For a time she was engaged single-handed with several of the enemy's ships, before tackling Alava's flagship, the Santa-Ana. Her losses on this occasion amounted to 144, including I4 officers killed and wounded. Her injuries were very severe.
Her main and mizen masts and fore-topsail-yard were shot away, and her fore-mast, having been shot in several places and stripped of nearly the whole of its rigging, was left in a tottering state. By the time the Spanish three-decker Santa-Ana struck to her, the Royal Sovereign was almost unmanageable; and at 6 p.m.
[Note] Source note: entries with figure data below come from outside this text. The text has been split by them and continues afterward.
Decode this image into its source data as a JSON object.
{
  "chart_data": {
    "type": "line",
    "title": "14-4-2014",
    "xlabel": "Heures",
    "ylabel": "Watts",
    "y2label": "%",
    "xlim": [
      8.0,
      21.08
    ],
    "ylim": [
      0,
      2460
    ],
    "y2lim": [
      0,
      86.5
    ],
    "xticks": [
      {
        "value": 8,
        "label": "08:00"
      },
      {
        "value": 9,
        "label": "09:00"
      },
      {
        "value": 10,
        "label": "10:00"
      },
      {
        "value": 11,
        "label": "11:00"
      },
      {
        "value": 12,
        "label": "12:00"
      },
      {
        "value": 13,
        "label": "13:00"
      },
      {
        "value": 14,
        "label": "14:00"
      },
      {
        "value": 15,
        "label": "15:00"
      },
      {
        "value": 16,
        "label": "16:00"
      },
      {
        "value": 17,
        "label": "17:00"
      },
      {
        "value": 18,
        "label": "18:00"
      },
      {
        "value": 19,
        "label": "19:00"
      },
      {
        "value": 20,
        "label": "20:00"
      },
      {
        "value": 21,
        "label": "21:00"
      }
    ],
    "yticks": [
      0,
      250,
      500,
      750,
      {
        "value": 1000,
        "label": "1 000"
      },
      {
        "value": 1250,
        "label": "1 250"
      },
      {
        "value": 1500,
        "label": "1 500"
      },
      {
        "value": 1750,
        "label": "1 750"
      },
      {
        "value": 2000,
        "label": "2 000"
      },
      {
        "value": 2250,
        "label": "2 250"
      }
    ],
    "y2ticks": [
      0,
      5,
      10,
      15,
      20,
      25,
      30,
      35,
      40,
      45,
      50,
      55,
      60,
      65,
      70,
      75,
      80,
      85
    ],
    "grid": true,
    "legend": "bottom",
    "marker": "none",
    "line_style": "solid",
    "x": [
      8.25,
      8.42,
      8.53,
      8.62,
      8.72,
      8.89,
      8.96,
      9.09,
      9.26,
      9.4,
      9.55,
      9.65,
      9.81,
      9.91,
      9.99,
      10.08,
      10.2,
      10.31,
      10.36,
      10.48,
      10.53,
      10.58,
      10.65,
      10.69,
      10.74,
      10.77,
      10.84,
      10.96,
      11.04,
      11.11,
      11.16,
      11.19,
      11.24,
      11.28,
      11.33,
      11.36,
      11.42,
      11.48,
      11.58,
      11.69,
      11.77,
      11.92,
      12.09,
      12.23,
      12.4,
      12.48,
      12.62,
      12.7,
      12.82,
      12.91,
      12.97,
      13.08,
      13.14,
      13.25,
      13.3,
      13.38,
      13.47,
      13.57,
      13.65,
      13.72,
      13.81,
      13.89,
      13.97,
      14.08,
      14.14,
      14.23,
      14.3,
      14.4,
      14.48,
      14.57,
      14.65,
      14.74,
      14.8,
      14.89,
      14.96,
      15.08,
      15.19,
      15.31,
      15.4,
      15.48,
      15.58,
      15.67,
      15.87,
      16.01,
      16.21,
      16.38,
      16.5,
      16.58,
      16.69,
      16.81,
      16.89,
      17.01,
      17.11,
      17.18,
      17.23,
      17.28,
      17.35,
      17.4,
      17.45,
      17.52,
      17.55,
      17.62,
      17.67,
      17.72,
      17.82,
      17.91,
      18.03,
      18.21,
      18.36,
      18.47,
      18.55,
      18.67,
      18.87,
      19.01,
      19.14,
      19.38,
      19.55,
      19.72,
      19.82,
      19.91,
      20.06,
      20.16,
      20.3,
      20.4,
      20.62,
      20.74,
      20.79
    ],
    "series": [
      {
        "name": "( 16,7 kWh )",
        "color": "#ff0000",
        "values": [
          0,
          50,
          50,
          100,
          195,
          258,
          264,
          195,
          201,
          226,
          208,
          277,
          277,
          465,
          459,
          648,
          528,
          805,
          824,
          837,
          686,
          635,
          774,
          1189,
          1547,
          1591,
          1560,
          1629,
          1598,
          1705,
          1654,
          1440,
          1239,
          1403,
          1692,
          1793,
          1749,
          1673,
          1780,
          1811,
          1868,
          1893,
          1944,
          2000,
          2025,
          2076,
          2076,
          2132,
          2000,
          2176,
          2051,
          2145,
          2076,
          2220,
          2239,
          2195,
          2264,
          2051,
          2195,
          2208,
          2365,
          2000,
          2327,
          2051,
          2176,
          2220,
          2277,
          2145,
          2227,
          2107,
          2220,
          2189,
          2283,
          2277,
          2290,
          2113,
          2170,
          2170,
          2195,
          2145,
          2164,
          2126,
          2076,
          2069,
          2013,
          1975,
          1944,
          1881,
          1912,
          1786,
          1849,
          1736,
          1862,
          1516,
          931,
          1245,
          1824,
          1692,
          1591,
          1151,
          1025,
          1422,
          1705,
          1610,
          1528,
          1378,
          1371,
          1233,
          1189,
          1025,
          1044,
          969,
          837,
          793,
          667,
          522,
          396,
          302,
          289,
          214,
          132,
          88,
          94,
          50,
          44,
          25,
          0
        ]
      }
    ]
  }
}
Admiral Collingwood, who had succeeded the dead hero as Commander-in-Chief, was compelled to shift his flag into the Euryalus, frigate, by which, and afterwards by the Neptune, she was taken in tow (The Trafalgar Roll by R. H. Mackenzie refers).
Henry Towsey was appointed Assistant Surgeon aboard the Royal Sovereign on 14 September 1805, and served in that ship at Trafalgar. With casualties of 47 killed and 94 wounded, the Royal Sovereign suffered more than most in the battle. Towsey moved to the Formidable in January 1806, and was promoted to Surgeon in December 1810. He was appointed to the Dromedary store-ship in March 1816 and placed on half-pay later that same year. In June 1824 he was appointed to the Nieman on the Cape station but was again placed on half-pay in June 1827. He was finally declared unfit for sea service in December 1839 and went to live in Devon, where he died at Lympstone on 31 March 1860.